Comment l’infrastructure matérielle d’Internet façonne-t-elle nos manières de penser, de savoir, de recomposer les géographies globales et leurs histoires et enfin d’imaginer l’avenir ? À l’occasion de la résidence de la chercheuse Jess Auerbach Jahajeeah à l’Institut, une conférence suivie d’une table ronde ouverte au public propose d’explorer les enjeux géopolitiques, techniques et épistémologiques des futurs numériques.
16h30 - 18h00
Institut d'études avancées de Nantes
Amphithéatre
Ouvert au public
Conférence en anglais
Table ronde en anglais et français
Sans interprétation
Une conférence pour penser les futurs numériques
Dans le cadre de sa résidence de recherche à l’Institut en décembre 2025 et janvier 2026, la chercheuse Jess Auerbach Jahajeeah donnera une conférence suivie d’une table ronde ouverte au public, consacrée aux infrastructures contemporaines du savoir et aux futurs numériques qu’elles rendent possibles ou impossibles.
Spécialiste des relations entre technologies, savoirs et imaginaires politiques, Jess Auerbach Jahajeeah propose d’aborder Internet non pas comme un espace abstrait ou immatériel, mais à partir de ses fondations physiques : câbles sous-marins, réseaux, architectures techniques et décisions d’ingénierie. Son intervention interroge la manière dont ces infrastructures façonnent profondément l’environnement contemporain de la connaissance, en influençant ce qui peut être pensé, su, partagé ou invisibilisé.
S’appuyant sur des enquêtes ethnographiques menées en Angola, à Maurice, en Afrique du Sud, ainsi qu’à bord du Leon Thevenin, unique navire dédié à la réparation des câbles sous-marins en Afrique, la conférence mettra en lumière les dimensions géopolitiques et territoriales - terrestres et océaniques - des réseaux numériques. Elle montrera comment des milliers de choix techniques apparemment mineurs participent à structurer les circulations du savoir à l’échelle mondiale.

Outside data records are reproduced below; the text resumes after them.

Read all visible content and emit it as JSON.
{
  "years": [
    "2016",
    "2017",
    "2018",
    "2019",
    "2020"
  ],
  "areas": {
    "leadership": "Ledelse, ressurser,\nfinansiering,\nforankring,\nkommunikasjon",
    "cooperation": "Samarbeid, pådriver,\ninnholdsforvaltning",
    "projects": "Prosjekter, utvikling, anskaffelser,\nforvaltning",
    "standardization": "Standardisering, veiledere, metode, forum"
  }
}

Cette réflexion soulève des questions centrales : quels savoirs produisons-nous aujourd’hui ? À qui sont-ils destinés ? Quels futurs numériques souhaitons-nous construire, et pour qui ? Et surtout, comment imaginer et bâtir des infrastructures de connaissance plus inclusives et plus justes ?
Une table ronde pour prolonger la discussion
La présentation de Jess Auerbach Jahajeeah sera suivie d’une table ronde, modérée par Sophie Halart, qui ouvrira le dialogue avec d’autres regards sur les infrastructures marines, les technologies et les imaginaires océaniques.
Elle réunira Manon Airaud, docteure en anthropologie, dont la thèse a porté sur les mutations du métier de marin dans la pêcherie française du thon tropical à la senne et leur articulation avec les Dispositifs de Concentration de Poissons (DCP). Son travail analyse, en dialogue avec les sciences halieutiques, les transformations des savoirs, des relations de travail et des dispositifs socio-techniques à l’œuvre dans les pêcheries industrielles. En s’intéressant aux DCP comme acteurs non-humains et objets de controverses, sa recherche interroge les liens entre évolutions technologiques, organisation du travail, représentations du métier de marin et enjeux de durabilité. Elle apportera un regard précieux sur les dimensions méthodologiques, matérielles et imaginaires des milieux marins, où s’entremêlent pratiques techniques et récits puissants.
La discussion accueillera également Franck Schoefs, directeur de l’Institut Universitaire Mer et Littoral (IUML) de Nantes Université. Spécialiste des économies bleues, il travaille notamment sur ces enjeux en lien étroit avec les espaces africains et s’intéresse à la question de la fiabilité des câbles sous-marins dans le cadre de ses activités scientifiques. Par ailleurs passionné de science-fiction, il est membre de l’équipe des Utopiales, apportant à la table ronde une capacité singulière à croiser prospective, infrastructures techniques et imaginaires du futur.
La conférence et la table ronde seront suivies d’un verre, moment convivial propice à la poursuite des discussions avec la chercheuse et les intervenant·es.